GEO and the wardens can be liable under § 1983, the original complaint failed to allege those Defendants “promulgated … or possessed responsibility for the continued operation of a policy that ... caused the complained of constitutional harm.” Moya v. Garcia, 895 F.3d 1229 (10th Cir. 2018) (addressing prison supervisors). See also Dubbs v. Head Start, Inc., 336 F.3d 1194, 1216 (10th Cir. 2003) (applying the same standard to corporate defendants). The Screening Ruling also rejected Plaintiff’s failure-to-protect claim under the TCA, N.M.S.A. § 41-4-6. New Mexico law dictates that plaintiffs can only recover where state officials knew or should have known about a danger to the entire prison population. See Callaway v. New Mexico Dep’t of Corr., 875 P.2d 393 (N.M. App. 1994). A plaintiff cannot prevail where the

attacker(s) posed a risk of harm to a single inmate. See Archibeque v. Moya, 866 P.2d 344, 346 (N.M. 1993). The original complaint failed to allege facts demonstrating the inmate-assailants posed a risk to the general population at LCCF. As in Archibeque, the Complaint reflects the inmate-assailants were associates who targeted a single inmate - Plaintiff - for unknown reasons. See Doc. 1-1 at 4-5, 11 (suggesting Kriessel and Landins, who perpetrated the December 2017, were friends with Stinneth, who attacked Plaintiff in January 2018). Accordingly, the Court dismissed the original complaint pursuant to 28 U.S.C. § 1915A for failure to state a cognizable claim.

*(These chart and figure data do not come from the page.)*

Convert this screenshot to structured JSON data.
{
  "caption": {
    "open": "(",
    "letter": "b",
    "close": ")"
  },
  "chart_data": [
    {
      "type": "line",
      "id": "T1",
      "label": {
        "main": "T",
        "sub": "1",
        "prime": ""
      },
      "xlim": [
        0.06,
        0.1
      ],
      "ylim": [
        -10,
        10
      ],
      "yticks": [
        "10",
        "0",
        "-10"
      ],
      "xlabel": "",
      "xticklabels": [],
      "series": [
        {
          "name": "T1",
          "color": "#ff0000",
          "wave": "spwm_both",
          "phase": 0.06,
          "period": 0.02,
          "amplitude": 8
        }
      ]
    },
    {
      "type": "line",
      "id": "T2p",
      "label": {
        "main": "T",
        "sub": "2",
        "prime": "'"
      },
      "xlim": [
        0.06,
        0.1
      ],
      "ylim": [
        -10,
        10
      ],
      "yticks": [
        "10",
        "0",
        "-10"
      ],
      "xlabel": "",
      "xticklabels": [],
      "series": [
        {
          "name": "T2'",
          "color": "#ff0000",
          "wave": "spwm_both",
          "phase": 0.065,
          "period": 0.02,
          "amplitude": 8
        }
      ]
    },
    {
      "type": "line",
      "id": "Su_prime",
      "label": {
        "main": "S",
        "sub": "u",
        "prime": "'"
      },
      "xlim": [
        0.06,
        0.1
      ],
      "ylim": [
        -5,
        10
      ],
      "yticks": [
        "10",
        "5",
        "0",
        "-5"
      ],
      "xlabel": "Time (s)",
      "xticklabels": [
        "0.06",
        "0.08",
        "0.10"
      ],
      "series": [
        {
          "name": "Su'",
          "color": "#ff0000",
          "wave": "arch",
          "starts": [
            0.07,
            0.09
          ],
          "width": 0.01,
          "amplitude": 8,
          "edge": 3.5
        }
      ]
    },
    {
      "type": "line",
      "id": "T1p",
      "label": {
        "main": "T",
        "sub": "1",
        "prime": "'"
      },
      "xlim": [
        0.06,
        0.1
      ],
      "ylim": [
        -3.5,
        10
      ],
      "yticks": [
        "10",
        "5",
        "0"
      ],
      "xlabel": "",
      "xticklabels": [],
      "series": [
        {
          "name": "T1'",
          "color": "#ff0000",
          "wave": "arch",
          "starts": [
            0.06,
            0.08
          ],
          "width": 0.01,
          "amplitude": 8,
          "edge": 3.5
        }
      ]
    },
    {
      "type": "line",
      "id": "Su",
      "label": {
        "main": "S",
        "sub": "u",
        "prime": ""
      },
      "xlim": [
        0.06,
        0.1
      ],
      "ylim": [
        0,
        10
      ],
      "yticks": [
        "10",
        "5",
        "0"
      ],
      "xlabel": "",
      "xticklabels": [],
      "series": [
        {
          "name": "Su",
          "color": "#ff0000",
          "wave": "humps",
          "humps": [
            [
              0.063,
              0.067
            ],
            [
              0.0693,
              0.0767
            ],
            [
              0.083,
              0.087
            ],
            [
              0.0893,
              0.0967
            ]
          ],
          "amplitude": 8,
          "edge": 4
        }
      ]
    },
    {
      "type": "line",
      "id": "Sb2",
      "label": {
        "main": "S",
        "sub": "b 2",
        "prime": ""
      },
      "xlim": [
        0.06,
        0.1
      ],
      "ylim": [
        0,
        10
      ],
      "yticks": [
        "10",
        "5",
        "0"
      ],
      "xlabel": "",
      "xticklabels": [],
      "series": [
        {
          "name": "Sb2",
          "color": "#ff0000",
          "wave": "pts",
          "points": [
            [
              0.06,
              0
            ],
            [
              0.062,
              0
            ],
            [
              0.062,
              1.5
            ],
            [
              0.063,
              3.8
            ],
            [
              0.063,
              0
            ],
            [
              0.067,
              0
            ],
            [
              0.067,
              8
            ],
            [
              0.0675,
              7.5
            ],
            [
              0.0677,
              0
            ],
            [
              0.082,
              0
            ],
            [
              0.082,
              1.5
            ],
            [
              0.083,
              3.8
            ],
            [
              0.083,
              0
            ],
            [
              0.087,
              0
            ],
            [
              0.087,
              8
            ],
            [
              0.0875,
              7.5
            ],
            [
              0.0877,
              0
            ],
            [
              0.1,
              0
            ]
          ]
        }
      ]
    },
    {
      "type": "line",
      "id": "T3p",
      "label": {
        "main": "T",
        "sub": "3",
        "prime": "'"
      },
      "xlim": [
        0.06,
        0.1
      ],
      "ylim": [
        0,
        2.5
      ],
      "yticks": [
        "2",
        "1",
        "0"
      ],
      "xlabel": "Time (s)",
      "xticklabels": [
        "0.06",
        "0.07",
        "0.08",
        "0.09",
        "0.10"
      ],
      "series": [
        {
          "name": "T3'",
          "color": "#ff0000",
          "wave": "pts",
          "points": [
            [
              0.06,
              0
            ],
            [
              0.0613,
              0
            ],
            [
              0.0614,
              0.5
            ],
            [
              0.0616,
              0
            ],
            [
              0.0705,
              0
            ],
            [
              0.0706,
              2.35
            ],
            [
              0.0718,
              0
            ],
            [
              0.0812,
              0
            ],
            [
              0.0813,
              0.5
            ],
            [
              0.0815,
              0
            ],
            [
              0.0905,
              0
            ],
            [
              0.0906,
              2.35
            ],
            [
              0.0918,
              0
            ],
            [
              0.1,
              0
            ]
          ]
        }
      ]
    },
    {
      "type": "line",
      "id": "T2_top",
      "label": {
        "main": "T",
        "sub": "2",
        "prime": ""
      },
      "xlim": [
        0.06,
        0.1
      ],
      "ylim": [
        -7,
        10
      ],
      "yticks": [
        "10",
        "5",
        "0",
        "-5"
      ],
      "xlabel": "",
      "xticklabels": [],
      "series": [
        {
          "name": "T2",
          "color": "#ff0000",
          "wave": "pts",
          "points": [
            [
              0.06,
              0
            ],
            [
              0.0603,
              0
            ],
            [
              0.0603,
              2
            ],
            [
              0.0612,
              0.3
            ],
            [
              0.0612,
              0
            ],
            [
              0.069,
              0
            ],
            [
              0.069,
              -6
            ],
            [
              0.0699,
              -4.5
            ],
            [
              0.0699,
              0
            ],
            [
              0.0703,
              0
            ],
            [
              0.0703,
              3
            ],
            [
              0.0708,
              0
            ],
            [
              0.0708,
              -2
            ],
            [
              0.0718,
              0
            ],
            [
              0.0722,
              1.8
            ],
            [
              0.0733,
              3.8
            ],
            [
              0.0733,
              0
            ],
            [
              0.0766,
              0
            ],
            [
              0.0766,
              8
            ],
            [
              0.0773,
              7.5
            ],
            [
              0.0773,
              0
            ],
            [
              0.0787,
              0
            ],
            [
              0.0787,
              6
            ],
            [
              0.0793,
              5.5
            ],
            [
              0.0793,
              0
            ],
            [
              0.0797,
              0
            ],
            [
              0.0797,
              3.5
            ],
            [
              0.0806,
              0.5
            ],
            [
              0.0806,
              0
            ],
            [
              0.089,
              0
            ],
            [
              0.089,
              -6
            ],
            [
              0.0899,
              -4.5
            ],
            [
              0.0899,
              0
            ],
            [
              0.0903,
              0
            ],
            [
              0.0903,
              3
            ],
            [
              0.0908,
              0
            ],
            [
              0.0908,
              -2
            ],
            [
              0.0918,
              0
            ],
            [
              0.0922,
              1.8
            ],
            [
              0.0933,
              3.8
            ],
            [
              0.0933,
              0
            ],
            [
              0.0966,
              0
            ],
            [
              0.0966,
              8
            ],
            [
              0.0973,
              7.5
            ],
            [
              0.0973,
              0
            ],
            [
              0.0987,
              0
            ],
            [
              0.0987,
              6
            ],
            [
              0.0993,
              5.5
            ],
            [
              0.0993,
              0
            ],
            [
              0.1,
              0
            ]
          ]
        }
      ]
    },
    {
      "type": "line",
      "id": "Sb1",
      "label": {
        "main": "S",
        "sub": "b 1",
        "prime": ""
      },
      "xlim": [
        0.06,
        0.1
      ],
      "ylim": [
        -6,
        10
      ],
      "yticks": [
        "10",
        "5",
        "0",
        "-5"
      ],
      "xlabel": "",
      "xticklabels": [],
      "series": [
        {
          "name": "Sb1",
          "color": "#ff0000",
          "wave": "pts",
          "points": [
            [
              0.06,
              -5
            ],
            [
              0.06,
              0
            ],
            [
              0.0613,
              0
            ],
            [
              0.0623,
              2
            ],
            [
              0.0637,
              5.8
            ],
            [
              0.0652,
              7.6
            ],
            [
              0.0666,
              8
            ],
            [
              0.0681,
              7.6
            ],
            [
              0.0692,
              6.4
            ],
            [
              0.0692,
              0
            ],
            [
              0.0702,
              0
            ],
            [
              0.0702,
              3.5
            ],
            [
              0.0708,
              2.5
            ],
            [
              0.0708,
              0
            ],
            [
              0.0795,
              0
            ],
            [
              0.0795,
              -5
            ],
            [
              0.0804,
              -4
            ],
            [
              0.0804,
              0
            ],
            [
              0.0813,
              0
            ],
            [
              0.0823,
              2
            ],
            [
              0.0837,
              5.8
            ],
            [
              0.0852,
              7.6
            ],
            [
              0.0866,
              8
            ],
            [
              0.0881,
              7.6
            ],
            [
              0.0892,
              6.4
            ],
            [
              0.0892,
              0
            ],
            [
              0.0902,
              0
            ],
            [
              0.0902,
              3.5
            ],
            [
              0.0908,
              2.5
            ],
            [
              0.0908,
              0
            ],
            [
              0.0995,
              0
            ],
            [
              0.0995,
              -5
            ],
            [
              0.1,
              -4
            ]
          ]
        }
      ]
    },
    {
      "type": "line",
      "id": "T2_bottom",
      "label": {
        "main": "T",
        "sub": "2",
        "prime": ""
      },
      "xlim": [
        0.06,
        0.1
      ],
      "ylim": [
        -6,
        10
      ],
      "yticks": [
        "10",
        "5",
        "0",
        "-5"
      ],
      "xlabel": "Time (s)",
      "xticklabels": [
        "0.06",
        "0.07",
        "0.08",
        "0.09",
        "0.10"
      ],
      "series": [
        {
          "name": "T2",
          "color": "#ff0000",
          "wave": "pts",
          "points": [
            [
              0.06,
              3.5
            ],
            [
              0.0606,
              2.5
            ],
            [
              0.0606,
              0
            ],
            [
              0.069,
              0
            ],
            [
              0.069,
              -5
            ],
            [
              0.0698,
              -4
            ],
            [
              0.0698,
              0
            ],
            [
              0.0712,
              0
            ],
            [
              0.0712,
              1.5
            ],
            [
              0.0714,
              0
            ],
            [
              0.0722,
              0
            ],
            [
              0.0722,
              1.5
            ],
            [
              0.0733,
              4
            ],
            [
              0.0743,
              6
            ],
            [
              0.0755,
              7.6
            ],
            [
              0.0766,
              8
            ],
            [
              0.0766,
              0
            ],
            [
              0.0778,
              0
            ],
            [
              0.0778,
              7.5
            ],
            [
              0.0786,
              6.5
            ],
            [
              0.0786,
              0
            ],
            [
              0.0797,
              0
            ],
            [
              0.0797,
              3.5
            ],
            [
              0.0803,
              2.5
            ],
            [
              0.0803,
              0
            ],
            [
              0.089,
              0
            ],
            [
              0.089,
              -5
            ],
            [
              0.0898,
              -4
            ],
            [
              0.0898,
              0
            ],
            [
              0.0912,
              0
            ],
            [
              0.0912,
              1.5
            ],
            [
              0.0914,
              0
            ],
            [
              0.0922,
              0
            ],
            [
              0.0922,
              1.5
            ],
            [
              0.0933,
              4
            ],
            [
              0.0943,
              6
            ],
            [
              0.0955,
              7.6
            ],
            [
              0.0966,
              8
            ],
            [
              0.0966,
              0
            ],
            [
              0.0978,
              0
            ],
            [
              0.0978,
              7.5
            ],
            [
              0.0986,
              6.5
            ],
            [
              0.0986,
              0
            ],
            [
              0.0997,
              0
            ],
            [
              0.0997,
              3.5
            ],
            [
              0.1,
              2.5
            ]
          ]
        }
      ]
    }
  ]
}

3 Consistent with Reynoldson v. Shillinger, 907 F.2d 124, 126 (10th Cir. 1990), the Court sua sponte invited Plaintiff to file an amended complaint curing the above deficiencies. Plaintiff was warned that the failure to timely file an amended complaint will result in the dismissal of this case with prejudice. The deadline to comply was April 24, 2021. Plaintiff did not amend his pleading or initially respond to the Screening Ruling. On May 11, 2021, the Court dismissed this

action, including the Civil Tort Complaint filed January 29, 2020 (Doc. 1-1), with prejudice pursuant to 28 U.S.C. § 1915A. See Doc. 10 (Dismissal Ruling). Plaintiff filed the initial Motion to Reconsider six days later, on May 17, 2021. See Doc. 12. He seeks to set aside the Screening Ruling, rather than the Dismissal Ruling. Thereafter, Plaintiff filed a Motion to Accept the Motion to Reconsider as Timely and three supplemental filings. See Docs. 13-16. The Court will consider each argument below. DISCUSSION The Motion to Reconsider and supplements thereto were all filed within twenty-eight days after entry of the final judgment. Motions filed within this timeframe are generally analyzed

under Fed. R. Civ. P. 59(e). See Van Skiver v. United States, 952 F.2d 1241, 1243 (10th Cir. 1991); Manco v. Werholtz, 528 F.3d 760, 761 (10th Cir. 2008).